Alastair Borthwick, chief financial officer at Bank of America, said the Charlotte, North Carolina-based company expects to increase lending in 2023 at roughly half 2022's pace of 10%.

"It will be a quieter loan growth year," Borthwick said during the $3 trillion-asset bank's January earnings call.

Community bankers, too, say the operating environment is changing.

"I do think there is a sense of caution out there," Patrick Ryan, president and CEO of the $2.7 billion-asset First Bank in Hamilton, New Jersey, said in an interview. "Things are still moving along, but I'd say more slowly."

Following multiple rate hikes since last spring, borrowing costs are higher across all loan types. At the same time, business owners and consumers continue to grapple with high overall expenses. Inflation reached a 40-year high above 9% last June. It declined to 6.5% in December but remained three times higher than the Federal Reserve's preferred level of around 2%.

S&P Global Market Intelligence separately surveyed about 140 U.S. bank and credit union executives late in 2022, and two-thirds of them said they expect a recession and higher credit costs this year.

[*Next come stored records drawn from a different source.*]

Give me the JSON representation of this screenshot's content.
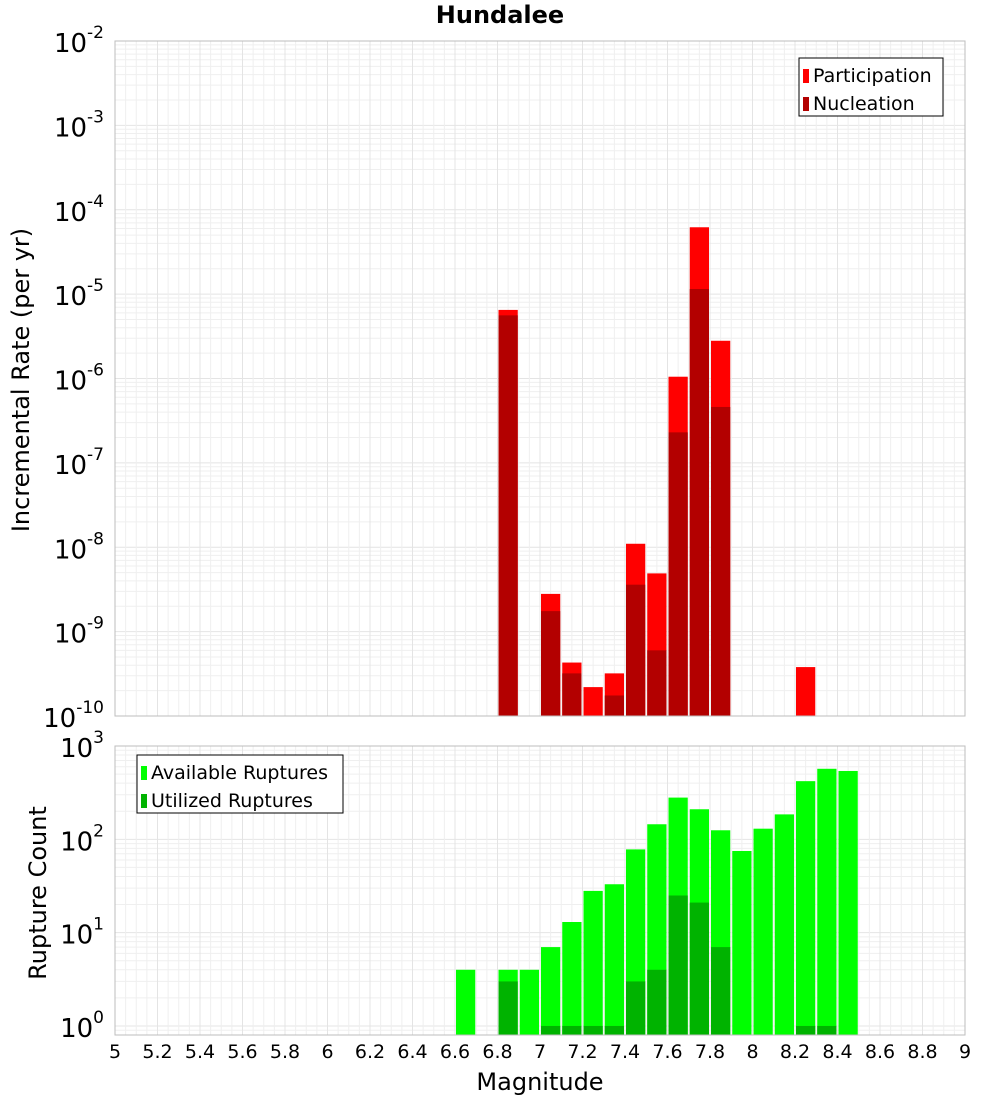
{
  "chart_data": [
    {
      "type": "bar",
      "title": "Hundalee",
      "xlabel": "",
      "ylabel": "Incremental Rate (per yr)",
      "yscale": "log",
      "xlim": [
        5,
        9
      ],
      "ylim": [
        1e-10,
        0.01
      ],
      "ytick_exponents": [
        "-10",
        "-9",
        "-8",
        "-7",
        "-6",
        "-5",
        "-4",
        "-3",
        "-2"
      ],
      "legend_position": "top-right",
      "series": [
        {
          "name": "Participation",
          "color": "#ff0000",
          "points": [
            {
              "x": 6.85,
              "y": 6.5e-06
            },
            {
              "x": 7.05,
              "y": 2.8e-09
            },
            {
              "x": 7.15,
              "y": 4.3e-10
            },
            {
              "x": 7.25,
              "y": 2.2e-10
            },
            {
              "x": 7.35,
              "y": 3.2e-10
            },
            {
              "x": 7.45,
              "y": 1.1e-08
            },
            {
              "x": 7.55,
              "y": 4.9e-09
            },
            {
              "x": 7.65,
              "y": 1.05e-06
            },
            {
              "x": 7.75,
              "y": 6.2e-05
            },
            {
              "x": 7.85,
              "y": 2.8e-06
            },
            {
              "x": 8.25,
              "y": 3.8e-10
            }
          ]
        },
        {
          "name": "Nucleation",
          "color": "#b30000",
          "points": [
            {
              "x": 6.85,
              "y": 5.6e-06
            },
            {
              "x": 7.05,
              "y": 1.75e-09
            },
            {
              "x": 7.15,
              "y": 3.2e-10
            },
            {
              "x": 7.35,
              "y": 1.75e-10
            },
            {
              "x": 7.45,
              "y": 3.6e-09
            },
            {
              "x": 7.55,
              "y": 6e-10
            },
            {
              "x": 7.65,
              "y": 2.3e-07
            },
            {
              "x": 7.75,
              "y": 1.15e-05
            },
            {
              "x": 7.85,
              "y": 4.6e-07
            }
          ]
        }
      ]
    },
    {
      "type": "bar",
      "title": "",
      "xlabel": "Magnitude",
      "ylabel": "Rupture Count",
      "yscale": "log",
      "xlim": [
        5,
        9
      ],
      "ylim": [
        0.8,
        1000
      ],
      "x_ticks": [
        "5",
        "5.2",
        "5.4",
        "5.6",
        "5.8",
        "6",
        "6.2",
        "6.4",
        "6.6",
        "6.8",
        "7",
        "7.2",
        "7.4",
        "7.6",
        "7.8",
        "8",
        "8.2",
        "8.4",
        "8.6",
        "8.8",
        "9"
      ],
      "ytick_exponents": [
        "0",
        "1",
        "2",
        "3"
      ],
      "legend_position": "top-left",
      "series": [
        {
          "name": "Available Ruptures",
          "color": "#00ff00",
          "points": [
            {
              "x": 6.65,
              "y": 4
            },
            {
              "x": 6.85,
              "y": 4
            },
            {
              "x": 6.95,
              "y": 4
            },
            {
              "x": 7.05,
              "y": 7
            },
            {
              "x": 7.15,
              "y": 13
            },
            {
              "x": 7.25,
              "y": 28
            },
            {
              "x": 7.35,
              "y": 33
            },
            {
              "x": 7.45,
              "y": 78
            },
            {
              "x": 7.55,
              "y": 145
            },
            {
              "x": 7.65,
              "y": 280
            },
            {
              "x": 7.75,
              "y": 210
            },
            {
              "x": 7.85,
              "y": 125
            },
            {
              "x": 7.95,
              "y": 75
            },
            {
              "x": 8.05,
              "y": 130
            },
            {
              "x": 8.15,
              "y": 185
            },
            {
              "x": 8.25,
              "y": 420
            },
            {
              "x": 8.35,
              "y": 570
            },
            {
              "x": 8.45,
              "y": 540
            }
          ]
        },
        {
          "name": "Utilized Ruptures",
          "color": "#00b300",
          "points": [
            {
              "x": 6.85,
              "y": 3
            },
            {
              "x": 7.05,
              "y": 1
            },
            {
              "x": 7.15,
              "y": 1
            },
            {
              "x": 7.25,
              "y": 1
            },
            {
              "x": 7.35,
              "y": 1
            },
            {
              "x": 7.45,
              "y": 3
            },
            {
              "x": 7.55,
              "y": 4
            },
            {
              "x": 7.65,
              "y": 25
            },
            {
              "x": 7.75,
              "y": 21
            },
            {
              "x": 7.85,
              "y": 7
            },
            {
              "x": 8.25,
              "y": 1
            },
            {
              "x": 8.35,
              "y": 1
            }
          ]
        }
      ]
    }
  ]
}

Terry Dolan, chief financial officer of U.S. Bancorp in Minneapolis, said more borrowers also are worried about inflation, high rates and forecasts for an economic downturn. The $675 billion-asset U.S. Bank anticipates a shallow recession this year, he said in an interview.

Loan growth of nearly 7% in the fourth quarter capped a strong overall year for the bank, Dolan said. The growth will continue, but it will likely "slow down some" throughout 2023, he said.

Analysts at D.A. Davidson said that in the past, when bankers grew cautious, challenging credit conditions tended to follow.

"This has proven to be a great leading indicator for turns in credit cycles," the Davidson analysts said in a report. "History has shown when banks go from easing underwriting standards to tightening, the bank group starts to enter the next phase of the credit cycle as net charge-offs begin to increase roughly one to three quarters later."